Prosecutor Sarah Reid said six years ago, Bateman had been asked to help the woman with her financial affairs.

He was allowed to withdraw money from her account but on 29 August 2015, a Kent County Council official noted she had not paid her £1,200 care package – despite having more than £105,000 in an account in 2013.

Miss Reid said when her account was checked the following year, the victim’s savings had dwindled to £29,000.

Bateman accepted he had defrauded the family friend of £53,354, but when he was confronted about the missing money told a series of lies.

He claimed the victim had taken "very expensive holidays" and had also "gifted him" between £20,000 and £30,000.

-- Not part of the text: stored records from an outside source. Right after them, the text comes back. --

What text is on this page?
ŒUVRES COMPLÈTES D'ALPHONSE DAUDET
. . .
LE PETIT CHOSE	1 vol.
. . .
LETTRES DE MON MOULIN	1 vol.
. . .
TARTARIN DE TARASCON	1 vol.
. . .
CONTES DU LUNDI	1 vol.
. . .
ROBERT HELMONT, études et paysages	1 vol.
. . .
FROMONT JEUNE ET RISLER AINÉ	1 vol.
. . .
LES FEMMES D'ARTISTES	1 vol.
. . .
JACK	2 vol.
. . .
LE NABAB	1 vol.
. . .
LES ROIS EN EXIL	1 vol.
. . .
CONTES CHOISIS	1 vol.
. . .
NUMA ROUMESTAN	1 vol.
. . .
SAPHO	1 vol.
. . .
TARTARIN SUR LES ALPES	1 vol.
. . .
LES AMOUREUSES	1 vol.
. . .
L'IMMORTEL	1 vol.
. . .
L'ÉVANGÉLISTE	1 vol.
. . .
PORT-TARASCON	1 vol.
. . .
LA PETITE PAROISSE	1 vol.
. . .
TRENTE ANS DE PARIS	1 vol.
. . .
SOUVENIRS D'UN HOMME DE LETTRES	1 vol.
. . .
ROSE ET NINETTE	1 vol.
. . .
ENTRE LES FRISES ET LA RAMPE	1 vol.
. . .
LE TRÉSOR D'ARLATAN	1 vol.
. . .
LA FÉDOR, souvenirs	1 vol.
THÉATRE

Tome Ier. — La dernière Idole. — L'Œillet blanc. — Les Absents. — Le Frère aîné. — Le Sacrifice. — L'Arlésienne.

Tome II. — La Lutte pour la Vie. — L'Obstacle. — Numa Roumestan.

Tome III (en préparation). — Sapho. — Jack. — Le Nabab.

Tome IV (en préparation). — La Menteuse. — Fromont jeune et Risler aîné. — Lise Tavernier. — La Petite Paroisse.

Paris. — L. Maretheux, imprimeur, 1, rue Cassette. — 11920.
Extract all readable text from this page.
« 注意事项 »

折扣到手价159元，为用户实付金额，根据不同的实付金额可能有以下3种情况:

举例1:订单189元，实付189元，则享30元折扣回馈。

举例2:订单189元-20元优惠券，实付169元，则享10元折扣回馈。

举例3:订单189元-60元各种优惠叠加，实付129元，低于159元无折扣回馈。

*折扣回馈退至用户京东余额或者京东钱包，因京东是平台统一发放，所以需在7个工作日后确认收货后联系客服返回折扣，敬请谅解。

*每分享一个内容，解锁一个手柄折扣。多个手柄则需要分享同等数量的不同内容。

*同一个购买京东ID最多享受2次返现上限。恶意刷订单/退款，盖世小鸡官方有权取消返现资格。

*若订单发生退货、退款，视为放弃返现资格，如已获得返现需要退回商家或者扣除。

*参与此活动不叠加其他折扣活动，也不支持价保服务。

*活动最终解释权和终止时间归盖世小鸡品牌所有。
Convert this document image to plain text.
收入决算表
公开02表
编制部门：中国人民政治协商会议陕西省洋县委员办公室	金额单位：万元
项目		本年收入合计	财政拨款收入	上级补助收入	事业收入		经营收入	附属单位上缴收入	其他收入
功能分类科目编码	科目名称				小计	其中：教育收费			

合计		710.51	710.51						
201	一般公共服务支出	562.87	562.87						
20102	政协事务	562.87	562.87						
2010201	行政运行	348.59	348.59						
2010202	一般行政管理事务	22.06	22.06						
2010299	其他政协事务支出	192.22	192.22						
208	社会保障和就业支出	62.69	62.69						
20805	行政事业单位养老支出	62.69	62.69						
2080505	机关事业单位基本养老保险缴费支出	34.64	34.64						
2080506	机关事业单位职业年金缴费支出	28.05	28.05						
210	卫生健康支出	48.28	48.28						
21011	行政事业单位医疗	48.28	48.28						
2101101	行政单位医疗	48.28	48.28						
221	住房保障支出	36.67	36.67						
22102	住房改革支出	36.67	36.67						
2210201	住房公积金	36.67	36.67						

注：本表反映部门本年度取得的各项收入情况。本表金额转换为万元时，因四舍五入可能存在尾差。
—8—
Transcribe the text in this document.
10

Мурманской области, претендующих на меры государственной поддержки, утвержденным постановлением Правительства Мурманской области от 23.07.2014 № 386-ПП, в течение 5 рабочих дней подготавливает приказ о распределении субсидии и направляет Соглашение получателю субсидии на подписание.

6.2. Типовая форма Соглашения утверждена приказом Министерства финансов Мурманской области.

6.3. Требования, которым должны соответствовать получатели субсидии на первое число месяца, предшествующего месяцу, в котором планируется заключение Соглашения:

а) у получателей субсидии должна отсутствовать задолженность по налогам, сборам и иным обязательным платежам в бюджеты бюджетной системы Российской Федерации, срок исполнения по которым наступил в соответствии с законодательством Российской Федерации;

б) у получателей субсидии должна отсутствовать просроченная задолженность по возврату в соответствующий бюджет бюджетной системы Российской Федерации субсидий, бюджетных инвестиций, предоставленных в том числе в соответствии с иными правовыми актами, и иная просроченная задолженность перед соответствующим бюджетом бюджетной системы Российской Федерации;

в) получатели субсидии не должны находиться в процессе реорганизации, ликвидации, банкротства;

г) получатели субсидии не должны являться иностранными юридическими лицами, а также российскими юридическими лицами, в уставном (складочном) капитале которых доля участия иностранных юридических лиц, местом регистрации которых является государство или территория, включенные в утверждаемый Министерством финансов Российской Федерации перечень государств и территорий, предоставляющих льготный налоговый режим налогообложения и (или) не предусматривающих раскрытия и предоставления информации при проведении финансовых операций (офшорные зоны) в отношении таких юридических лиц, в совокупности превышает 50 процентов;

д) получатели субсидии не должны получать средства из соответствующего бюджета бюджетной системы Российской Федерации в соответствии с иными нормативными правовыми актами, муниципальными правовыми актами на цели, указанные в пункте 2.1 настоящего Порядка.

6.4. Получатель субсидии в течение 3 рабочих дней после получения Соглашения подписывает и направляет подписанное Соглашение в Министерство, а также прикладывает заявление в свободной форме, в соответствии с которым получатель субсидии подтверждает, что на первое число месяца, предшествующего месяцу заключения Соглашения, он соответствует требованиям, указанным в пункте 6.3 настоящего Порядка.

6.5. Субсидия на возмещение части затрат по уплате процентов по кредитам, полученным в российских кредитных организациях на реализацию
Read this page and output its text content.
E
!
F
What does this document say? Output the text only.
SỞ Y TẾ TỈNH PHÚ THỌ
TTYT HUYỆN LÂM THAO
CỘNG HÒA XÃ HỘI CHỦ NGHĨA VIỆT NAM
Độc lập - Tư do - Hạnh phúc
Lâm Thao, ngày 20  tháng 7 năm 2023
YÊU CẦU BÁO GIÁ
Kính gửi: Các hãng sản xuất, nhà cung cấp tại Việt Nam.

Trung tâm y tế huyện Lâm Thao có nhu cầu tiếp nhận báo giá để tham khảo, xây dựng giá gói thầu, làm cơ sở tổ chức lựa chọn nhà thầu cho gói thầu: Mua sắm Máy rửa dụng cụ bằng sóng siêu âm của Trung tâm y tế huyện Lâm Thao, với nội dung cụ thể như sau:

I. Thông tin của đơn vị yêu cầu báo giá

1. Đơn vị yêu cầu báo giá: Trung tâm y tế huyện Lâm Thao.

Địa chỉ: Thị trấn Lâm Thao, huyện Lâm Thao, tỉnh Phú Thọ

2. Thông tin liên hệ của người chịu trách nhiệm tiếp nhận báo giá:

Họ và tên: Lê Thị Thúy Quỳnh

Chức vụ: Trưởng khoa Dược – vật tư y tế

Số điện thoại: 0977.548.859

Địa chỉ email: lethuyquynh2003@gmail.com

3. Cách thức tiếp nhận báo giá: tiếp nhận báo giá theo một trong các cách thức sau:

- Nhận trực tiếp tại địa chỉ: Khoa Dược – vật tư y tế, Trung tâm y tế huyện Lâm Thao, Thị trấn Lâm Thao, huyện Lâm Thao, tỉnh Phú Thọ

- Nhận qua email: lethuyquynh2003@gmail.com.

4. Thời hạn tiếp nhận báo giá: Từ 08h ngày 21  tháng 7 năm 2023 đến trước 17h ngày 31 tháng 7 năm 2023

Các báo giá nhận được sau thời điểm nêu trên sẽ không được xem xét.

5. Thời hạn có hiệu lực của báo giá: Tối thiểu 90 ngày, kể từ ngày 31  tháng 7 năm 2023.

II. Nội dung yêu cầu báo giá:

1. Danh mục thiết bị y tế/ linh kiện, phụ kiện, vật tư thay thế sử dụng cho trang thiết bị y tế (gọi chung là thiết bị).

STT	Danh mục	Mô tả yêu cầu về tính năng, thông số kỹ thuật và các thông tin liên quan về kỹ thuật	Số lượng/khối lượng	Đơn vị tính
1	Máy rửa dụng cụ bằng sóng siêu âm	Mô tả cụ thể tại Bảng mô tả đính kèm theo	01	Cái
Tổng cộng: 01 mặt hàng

Miss Reid said he had since been repaid the money along with £1,747.23 in lost interest.

In mitigation Mr Howe told the court since his arrest Bateman has not been able to work as a financial adviser and had to pay for his own lawyers.

Sentencing on 20 February, Judge Lowe said: "You did assist this woman and no one can be sure at what point you decided to steal from her but that is what you did.

"Between May 2011 and October 2012 you stole £53,354 from a vulnerable lady in her 80s with no intention of ever paying her back or using it for her benefit.

"It was thoroughly shameful and the fact you can no longer work as an independent financial adviser is understandable."

Bateman of Dymchurch in Kent, was given a two-year jail sentence suspended for two years and ordered to carry out 250 hours of unpaid work for the community.

He was also told to pay a £2,500 fine and £150 prosecution costs.